I know there’s controversy surrounding it now, but when it first came out, Kickstarter was such an interesting mechanism, and I just respected the entrepreneurial nature of it. I self-financed “Worst Enemy” with about $30,000 of my own money, and because that’s a lot of cash to throw down — contrary to popular belief I don’t make a load of money — for post-production my producer Jet said, “Oh, there’s this really cool company that’s very inclusive, and your family and friends can help by offering very little money.”

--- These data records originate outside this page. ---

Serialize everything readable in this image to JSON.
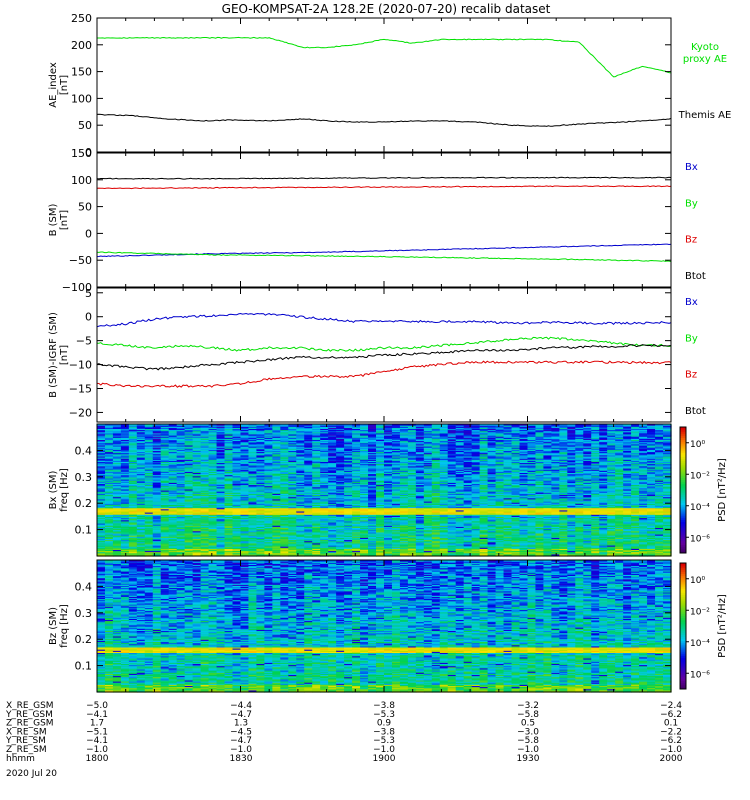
{
  "title": "GEO-KOMPSAT-2A 128.2E (2020-07-20) recalib dataset",
  "time_ticks": [
    "1800",
    "1830",
    "1900",
    "1930",
    "2000"
  ],
  "chart_data": [
    {
      "type": "line",
      "ylabel": [
        "AE_index",
        "[nT]"
      ],
      "ylim": [
        0,
        250
      ],
      "yticks": [
        0,
        50,
        100,
        150,
        200,
        250
      ],
      "ytick_labels": [
        "0",
        "50",
        "100",
        "150",
        "200",
        "250"
      ],
      "x": [
        0,
        6,
        12,
        18,
        24,
        30,
        36,
        40,
        45,
        50,
        55,
        60,
        66,
        72,
        78,
        84,
        90,
        95,
        100
      ],
      "series": [
        {
          "name": "Kyoto proxy AE",
          "label_lines": [
            "Kyoto",
            "proxy AE"
          ],
          "color": "#00e000",
          "values": [
            213,
            213,
            213,
            213,
            213,
            213,
            195,
            195,
            200,
            210,
            203,
            210,
            210,
            210,
            210,
            205,
            140,
            160,
            148
          ]
        },
        {
          "name": "Themis AE",
          "label_lines": [
            "Themis AE"
          ],
          "color": "#000000",
          "values": [
            70,
            68,
            62,
            58,
            60,
            58,
            62,
            58,
            56,
            56,
            58,
            58,
            56,
            50,
            48,
            52,
            55,
            58,
            62
          ]
        }
      ]
    },
    {
      "type": "line",
      "ylabel": [
        "B (SM)",
        "[nT]"
      ],
      "ylim": [
        -100,
        150
      ],
      "yticks": [
        -100,
        -50,
        0,
        50,
        100,
        150
      ],
      "ytick_labels": [
        "−100",
        "−50",
        "0",
        "50",
        "100",
        "150"
      ],
      "x": [
        0,
        20,
        40,
        60,
        80,
        100
      ],
      "series": [
        {
          "name": "Bx",
          "color": "#0000cc",
          "values": [
            -43,
            -38,
            -35,
            -30,
            -25,
            -20
          ]
        },
        {
          "name": "By",
          "color": "#00e000",
          "values": [
            -35,
            -40,
            -42,
            -45,
            -48,
            -52
          ]
        },
        {
          "name": "Bz",
          "color": "#dd0000",
          "values": [
            84,
            85,
            86,
            87,
            88,
            88
          ]
        },
        {
          "name": "Btot",
          "color": "#000000",
          "values": [
            102,
            102,
            103,
            104,
            104,
            104
          ]
        }
      ]
    },
    {
      "type": "line",
      "ylabel": [
        "B (SM)-IGRF (SM)",
        "[nT]"
      ],
      "ylim": [
        -22,
        6
      ],
      "yticks": [
        -20,
        -15,
        -10,
        -5,
        0,
        5
      ],
      "ytick_labels": [
        "−20",
        "−15",
        "−10",
        "−5",
        "0",
        "5"
      ],
      "x": [
        0,
        5,
        10,
        15,
        20,
        25,
        30,
        35,
        40,
        45,
        50,
        55,
        60,
        65,
        70,
        75,
        80,
        85,
        90,
        95,
        100
      ],
      "series": [
        {
          "name": "Bx",
          "color": "#0000cc",
          "values": [
            -2,
            -1.5,
            -0.5,
            0,
            0.2,
            0.6,
            0.5,
            0,
            -0.5,
            -1,
            -0.8,
            -1,
            -1,
            -1,
            -1.2,
            -1.3,
            -1.2,
            -1.3,
            -1.4,
            -1.3,
            -1.2
          ]
        },
        {
          "name": "By",
          "color": "#00e000",
          "values": [
            -5.5,
            -6,
            -6.5,
            -6,
            -6.5,
            -7,
            -6.5,
            -6.5,
            -7,
            -7,
            -6.5,
            -6.5,
            -6,
            -5.5,
            -5,
            -4.5,
            -4.5,
            -5,
            -5.5,
            -6,
            -6
          ]
        },
        {
          "name": "Bz",
          "color": "#dd0000",
          "values": [
            -14,
            -14.5,
            -14.5,
            -14.5,
            -14.5,
            -14,
            -13,
            -12.5,
            -12.5,
            -12.5,
            -11.5,
            -10.5,
            -10,
            -9.5,
            -9.5,
            -9.5,
            -9.5,
            -9.5,
            -9.5,
            -9.6,
            -9.6
          ]
        },
        {
          "name": "Btot",
          "color": "#000000",
          "values": [
            -10,
            -10.5,
            -11,
            -10.5,
            -10,
            -9.5,
            -9,
            -8.5,
            -8.5,
            -8.5,
            -8,
            -7.8,
            -7.5,
            -7,
            -7,
            -6.8,
            -6.5,
            -6.3,
            -6.2,
            -6,
            -6
          ]
        }
      ]
    },
    {
      "type": "heatmap",
      "ylabel": [
        "Bx (SM)",
        "freq [Hz]"
      ],
      "ylim": [
        0,
        0.5
      ],
      "yticks": [
        0.1,
        0.2,
        0.3,
        0.4
      ],
      "ytick_labels": [
        "0.1",
        "0.2",
        "0.3",
        "0.4"
      ],
      "colorbar_label": "PSD [nT²/Hz]",
      "colorbar_ticks": [
        "10⁰",
        "10⁻²",
        "10⁻⁴",
        "10⁻⁶"
      ],
      "colorbar_tick_exponents": [
        0,
        -2,
        -4,
        -6
      ],
      "colorbar_range_exponent": [
        -7,
        1
      ],
      "n_time": 12,
      "n_freq": 40,
      "seed": 7,
      "band_freq_hz": 0.17
    },
    {
      "type": "heatmap",
      "ylabel": [
        "Bz (SM)",
        "freq [Hz]"
      ],
      "ylim": [
        0,
        0.5
      ],
      "yticks": [
        0.1,
        0.2,
        0.3,
        0.4
      ],
      "ytick_labels": [
        "0.1",
        "0.2",
        "0.3",
        "0.4"
      ],
      "colorbar_label": "PSD [nT²/Hz]",
      "colorbar_ticks": [
        "10⁰",
        "10⁻²",
        "10⁻⁴",
        "10⁻⁶"
      ],
      "colorbar_tick_exponents": [
        0,
        -2,
        -4,
        -6
      ],
      "colorbar_range_exponent": [
        -7,
        1
      ],
      "n_time": 12,
      "n_freq": 40,
      "seed": 19,
      "band_freq_hz": 0.16
    }
  ],
  "ephemeris": {
    "rows": [
      {
        "label": "X_RE_GSM",
        "values": [
          "−5.0",
          "−4.4",
          "−3.8",
          "−3.2",
          "−2.4"
        ]
      },
      {
        "label": "Y_RE_GSM",
        "values": [
          "−4.1",
          "−4.7",
          "−5.3",
          "−5.8",
          "−6.2"
        ]
      },
      {
        "label": "Z_RE_GSM",
        "values": [
          "1.7",
          "1.3",
          "0.9",
          "0.5",
          "0.1"
        ]
      },
      {
        "label": "X_RE_SM",
        "values": [
          "−5.1",
          "−4.5",
          "−3.8",
          "−3.0",
          "−2.2"
        ]
      },
      {
        "label": "Y_RE_SM",
        "values": [
          "−4.1",
          "−4.7",
          "−5.3",
          "−5.8",
          "−6.2"
        ]
      },
      {
        "label": "Z_RE_SM",
        "values": [
          "−1.0",
          "−1.0",
          "−1.0",
          "−1.0",
          "−1.0"
        ]
      },
      {
        "label": "hhmm",
        "values": [
          "1800",
          "1830",
          "1900",
          "1930",
          "2000"
        ]
      }
    ],
    "date": "2020 Jul 20"
  }
}
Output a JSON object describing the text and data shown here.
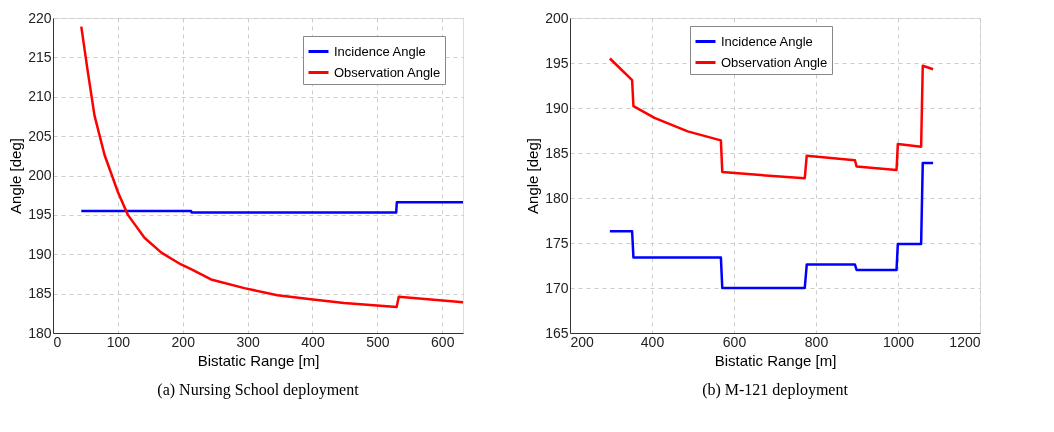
{
  "chart_data": [
    {
      "type": "line",
      "xlabel": "Bistatic Range [m]",
      "ylabel": "Angle [deg]",
      "annotations": [
        "(a) Nursing School deployment"
      ],
      "xlim": [
        0,
        632
      ],
      "xticks": [
        0,
        100,
        200,
        300,
        400,
        500,
        600
      ],
      "ylim": [
        180,
        220
      ],
      "yticks": [
        180,
        185,
        190,
        195,
        200,
        205,
        210,
        215,
        220
      ],
      "grid": true,
      "legend": "top right",
      "line_style": "solid",
      "marker": "none",
      "series": [
        {
          "name": "Incidence Angle",
          "color": "#0000ff",
          "x": [
            43.6,
            212.8,
            213.5,
            529,
            530,
            632
          ],
          "values": [
            195.5,
            195.5,
            195.3,
            195.3,
            196.6,
            196.6
          ]
        },
        {
          "name": "Observation Angle",
          "color": "#ff0000",
          "x": [
            43.6,
            53.8,
            64,
            79.5,
            100,
            115.4,
            141,
            167,
            197.4,
            212.8,
            243.6,
            294.9,
            346,
            397.4,
            448.7,
            529.7,
            533,
            632
          ],
          "values": [
            218.9,
            213.1,
            207.6,
            202.6,
            197.9,
            195.0,
            192.1,
            190.2,
            188.7,
            188.1,
            186.8,
            185.7,
            184.8,
            184.3,
            183.8,
            183.3,
            184.6,
            183.9
          ]
        }
      ]
    },
    {
      "type": "line",
      "xlabel": "Bistatic Range [m]",
      "ylabel": "Angle [deg]",
      "annotations": [
        "(b) M-121 deployment"
      ],
      "xlim": [
        200,
        1200
      ],
      "xticks": [
        200,
        400,
        600,
        800,
        1000,
        1200
      ],
      "ylim": [
        165,
        200
      ],
      "yticks": [
        165,
        170,
        175,
        180,
        185,
        190,
        195,
        200
      ],
      "grid": true,
      "legend": "top",
      "line_style": "solid",
      "marker": "none",
      "series": [
        {
          "name": "Incidence Angle",
          "color": "#0000ff",
          "x": [
            297.3,
            351.5,
            354.7,
            568,
            571.4,
            772.6,
            777.4,
            895,
            899,
            996.4,
            999.6,
            1056.4,
            1060.4,
            1085.6
          ],
          "values": [
            176.3,
            176.3,
            173.4,
            173.4,
            170.0,
            170.0,
            172.6,
            172.6,
            172.0,
            172.0,
            174.9,
            174.9,
            183.9,
            183.9
          ]
        },
        {
          "name": "Observation Angle",
          "color": "#ff0000",
          "x": [
            297.3,
            351.5,
            354.7,
            406,
            487,
            568,
            571.4,
            649,
            772.6,
            777.4,
            895,
            899,
            996.4,
            999.6,
            1056.4,
            1060.4,
            1085.6
          ],
          "values": [
            195.5,
            193.1,
            190.2,
            188.9,
            187.4,
            186.4,
            182.9,
            182.6,
            182.2,
            184.7,
            184.2,
            183.5,
            183.1,
            186.0,
            185.7,
            194.7,
            194.3
          ]
        }
      ]
    }
  ]
}
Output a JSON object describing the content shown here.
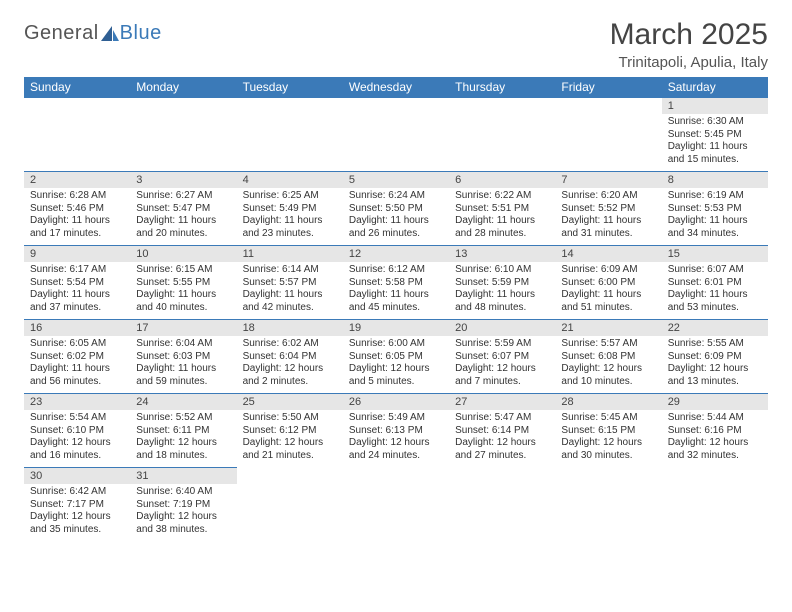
{
  "brand": {
    "part1": "General",
    "part2": "Blue"
  },
  "title": "March 2025",
  "location": "Trinitapoli, Apulia, Italy",
  "colors": {
    "header_bg": "#3b7ab8",
    "header_text": "#ffffff",
    "daynum_bg": "#e6e6e6",
    "border": "#3b7ab8",
    "text": "#333333"
  },
  "fonts": {
    "title_size": 30,
    "location_size": 15,
    "header_size": 12,
    "cell_size": 10
  },
  "weekdays": [
    "Sunday",
    "Monday",
    "Tuesday",
    "Wednesday",
    "Thursday",
    "Friday",
    "Saturday"
  ],
  "weeks": [
    [
      null,
      null,
      null,
      null,
      null,
      null,
      {
        "n": "1",
        "sunrise": "Sunrise: 6:30 AM",
        "sunset": "Sunset: 5:45 PM",
        "day1": "Daylight: 11 hours",
        "day2": "and 15 minutes."
      }
    ],
    [
      {
        "n": "2",
        "sunrise": "Sunrise: 6:28 AM",
        "sunset": "Sunset: 5:46 PM",
        "day1": "Daylight: 11 hours",
        "day2": "and 17 minutes."
      },
      {
        "n": "3",
        "sunrise": "Sunrise: 6:27 AM",
        "sunset": "Sunset: 5:47 PM",
        "day1": "Daylight: 11 hours",
        "day2": "and 20 minutes."
      },
      {
        "n": "4",
        "sunrise": "Sunrise: 6:25 AM",
        "sunset": "Sunset: 5:49 PM",
        "day1": "Daylight: 11 hours",
        "day2": "and 23 minutes."
      },
      {
        "n": "5",
        "sunrise": "Sunrise: 6:24 AM",
        "sunset": "Sunset: 5:50 PM",
        "day1": "Daylight: 11 hours",
        "day2": "and 26 minutes."
      },
      {
        "n": "6",
        "sunrise": "Sunrise: 6:22 AM",
        "sunset": "Sunset: 5:51 PM",
        "day1": "Daylight: 11 hours",
        "day2": "and 28 minutes."
      },
      {
        "n": "7",
        "sunrise": "Sunrise: 6:20 AM",
        "sunset": "Sunset: 5:52 PM",
        "day1": "Daylight: 11 hours",
        "day2": "and 31 minutes."
      },
      {
        "n": "8",
        "sunrise": "Sunrise: 6:19 AM",
        "sunset": "Sunset: 5:53 PM",
        "day1": "Daylight: 11 hours",
        "day2": "and 34 minutes."
      }
    ],
    [
      {
        "n": "9",
        "sunrise": "Sunrise: 6:17 AM",
        "sunset": "Sunset: 5:54 PM",
        "day1": "Daylight: 11 hours",
        "day2": "and 37 minutes."
      },
      {
        "n": "10",
        "sunrise": "Sunrise: 6:15 AM",
        "sunset": "Sunset: 5:55 PM",
        "day1": "Daylight: 11 hours",
        "day2": "and 40 minutes."
      },
      {
        "n": "11",
        "sunrise": "Sunrise: 6:14 AM",
        "sunset": "Sunset: 5:57 PM",
        "day1": "Daylight: 11 hours",
        "day2": "and 42 minutes."
      },
      {
        "n": "12",
        "sunrise": "Sunrise: 6:12 AM",
        "sunset": "Sunset: 5:58 PM",
        "day1": "Daylight: 11 hours",
        "day2": "and 45 minutes."
      },
      {
        "n": "13",
        "sunrise": "Sunrise: 6:10 AM",
        "sunset": "Sunset: 5:59 PM",
        "day1": "Daylight: 11 hours",
        "day2": "and 48 minutes."
      },
      {
        "n": "14",
        "sunrise": "Sunrise: 6:09 AM",
        "sunset": "Sunset: 6:00 PM",
        "day1": "Daylight: 11 hours",
        "day2": "and 51 minutes."
      },
      {
        "n": "15",
        "sunrise": "Sunrise: 6:07 AM",
        "sunset": "Sunset: 6:01 PM",
        "day1": "Daylight: 11 hours",
        "day2": "and 53 minutes."
      }
    ],
    [
      {
        "n": "16",
        "sunrise": "Sunrise: 6:05 AM",
        "sunset": "Sunset: 6:02 PM",
        "day1": "Daylight: 11 hours",
        "day2": "and 56 minutes."
      },
      {
        "n": "17",
        "sunrise": "Sunrise: 6:04 AM",
        "sunset": "Sunset: 6:03 PM",
        "day1": "Daylight: 11 hours",
        "day2": "and 59 minutes."
      },
      {
        "n": "18",
        "sunrise": "Sunrise: 6:02 AM",
        "sunset": "Sunset: 6:04 PM",
        "day1": "Daylight: 12 hours",
        "day2": "and 2 minutes."
      },
      {
        "n": "19",
        "sunrise": "Sunrise: 6:00 AM",
        "sunset": "Sunset: 6:05 PM",
        "day1": "Daylight: 12 hours",
        "day2": "and 5 minutes."
      },
      {
        "n": "20",
        "sunrise": "Sunrise: 5:59 AM",
        "sunset": "Sunset: 6:07 PM",
        "day1": "Daylight: 12 hours",
        "day2": "and 7 minutes."
      },
      {
        "n": "21",
        "sunrise": "Sunrise: 5:57 AM",
        "sunset": "Sunset: 6:08 PM",
        "day1": "Daylight: 12 hours",
        "day2": "and 10 minutes."
      },
      {
        "n": "22",
        "sunrise": "Sunrise: 5:55 AM",
        "sunset": "Sunset: 6:09 PM",
        "day1": "Daylight: 12 hours",
        "day2": "and 13 minutes."
      }
    ],
    [
      {
        "n": "23",
        "sunrise": "Sunrise: 5:54 AM",
        "sunset": "Sunset: 6:10 PM",
        "day1": "Daylight: 12 hours",
        "day2": "and 16 minutes."
      },
      {
        "n": "24",
        "sunrise": "Sunrise: 5:52 AM",
        "sunset": "Sunset: 6:11 PM",
        "day1": "Daylight: 12 hours",
        "day2": "and 18 minutes."
      },
      {
        "n": "25",
        "sunrise": "Sunrise: 5:50 AM",
        "sunset": "Sunset: 6:12 PM",
        "day1": "Daylight: 12 hours",
        "day2": "and 21 minutes."
      },
      {
        "n": "26",
        "sunrise": "Sunrise: 5:49 AM",
        "sunset": "Sunset: 6:13 PM",
        "day1": "Daylight: 12 hours",
        "day2": "and 24 minutes."
      },
      {
        "n": "27",
        "sunrise": "Sunrise: 5:47 AM",
        "sunset": "Sunset: 6:14 PM",
        "day1": "Daylight: 12 hours",
        "day2": "and 27 minutes."
      },
      {
        "n": "28",
        "sunrise": "Sunrise: 5:45 AM",
        "sunset": "Sunset: 6:15 PM",
        "day1": "Daylight: 12 hours",
        "day2": "and 30 minutes."
      },
      {
        "n": "29",
        "sunrise": "Sunrise: 5:44 AM",
        "sunset": "Sunset: 6:16 PM",
        "day1": "Daylight: 12 hours",
        "day2": "and 32 minutes."
      }
    ],
    [
      {
        "n": "30",
        "sunrise": "Sunrise: 6:42 AM",
        "sunset": "Sunset: 7:17 PM",
        "day1": "Daylight: 12 hours",
        "day2": "and 35 minutes."
      },
      {
        "n": "31",
        "sunrise": "Sunrise: 6:40 AM",
        "sunset": "Sunset: 7:19 PM",
        "day1": "Daylight: 12 hours",
        "day2": "and 38 minutes."
      },
      null,
      null,
      null,
      null,
      null
    ]
  ]
}
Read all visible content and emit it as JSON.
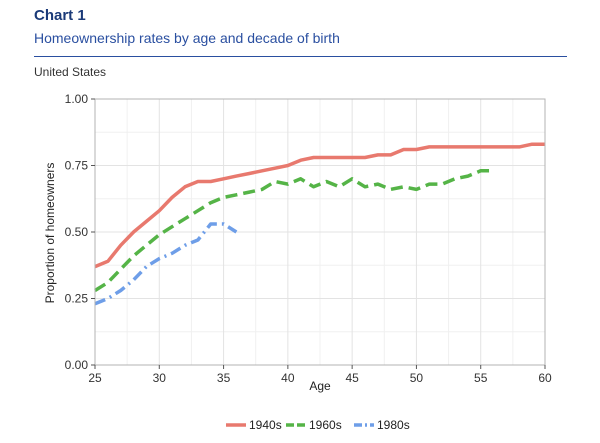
{
  "header": {
    "chart_number": "Chart 1",
    "title": "Homeownership rates by age and decade of birth",
    "subtitle": "United States"
  },
  "chart_data": {
    "type": "line",
    "xlabel": "Age",
    "ylabel": "Proportion of homeowners",
    "xlim": [
      25,
      60
    ],
    "ylim": [
      0,
      1
    ],
    "xticks": [
      25,
      30,
      35,
      40,
      45,
      50,
      55,
      60
    ],
    "yticks": [
      0,
      0.25,
      0.5,
      0.75,
      1
    ],
    "xtick_labels": [
      "25",
      "30",
      "35",
      "40",
      "45",
      "50",
      "55",
      "60"
    ],
    "ytick_labels": [
      "0.00",
      "0.25",
      "0.50",
      "0.75",
      "1.00"
    ],
    "grid": true,
    "legend_position": "bottom",
    "series": [
      {
        "name": "1940s",
        "color": "#e8796e",
        "style": "solid",
        "x": [
          25,
          26,
          27,
          28,
          29,
          30,
          31,
          32,
          33,
          34,
          35,
          36,
          37,
          38,
          39,
          40,
          41,
          42,
          43,
          44,
          45,
          46,
          47,
          48,
          49,
          50,
          51,
          52,
          53,
          54,
          55,
          56,
          57,
          58,
          59,
          60
        ],
        "y": [
          0.37,
          0.39,
          0.45,
          0.5,
          0.54,
          0.58,
          0.63,
          0.67,
          0.69,
          0.69,
          0.7,
          0.71,
          0.72,
          0.73,
          0.74,
          0.75,
          0.77,
          0.78,
          0.78,
          0.78,
          0.78,
          0.78,
          0.79,
          0.79,
          0.81,
          0.81,
          0.82,
          0.82,
          0.82,
          0.82,
          0.82,
          0.82,
          0.82,
          0.82,
          0.83,
          0.83
        ]
      },
      {
        "name": "1960s",
        "color": "#55b447",
        "style": "dashed",
        "x": [
          25,
          26,
          27,
          28,
          29,
          30,
          31,
          32,
          33,
          34,
          35,
          36,
          37,
          38,
          39,
          40,
          41,
          42,
          43,
          44,
          45,
          46,
          47,
          48,
          49,
          50,
          51,
          52,
          53,
          54,
          55,
          56
        ],
        "y": [
          0.28,
          0.31,
          0.36,
          0.41,
          0.45,
          0.49,
          0.52,
          0.55,
          0.58,
          0.61,
          0.63,
          0.64,
          0.65,
          0.66,
          0.69,
          0.68,
          0.7,
          0.67,
          0.69,
          0.67,
          0.7,
          0.67,
          0.68,
          0.66,
          0.67,
          0.66,
          0.68,
          0.68,
          0.7,
          0.71,
          0.73,
          0.73
        ]
      },
      {
        "name": "1980s",
        "color": "#6e9ee8",
        "style": "dashdot",
        "x": [
          25,
          26,
          27,
          28,
          29,
          30,
          31,
          32,
          33,
          34,
          35,
          36
        ],
        "y": [
          0.23,
          0.25,
          0.28,
          0.32,
          0.37,
          0.4,
          0.42,
          0.45,
          0.47,
          0.53,
          0.53,
          0.5
        ]
      }
    ]
  }
}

Sometimes you feel like you can’t be an investor in movies because you don’t have the money to do it. It felt like a community. When I first got on Kickstarter, you know I contributed to projects, discovered new weird products or esoteric films that I thought were cool, and they contributed to mine. Somehow the collective contribution was kind of a beautiful conceit; it was pure, and now I guess it’s been sullied a bit.

Would you use it now?
I wouldn’t, no. At this point, I think it would be inappropriate for me to use it now, especially making features. Maybe if it was still during a time when I hadn’t done anything, calling out, “Does anyone believe in me as a filmmaker?” The point is, now I’m in a position where I’ve worked so hard and hustled to have some modicum of relevance in making movies, or at least independent movies. And so it might not make sense for me, even just from my gut.

“In A World” opens in theatres August 9th.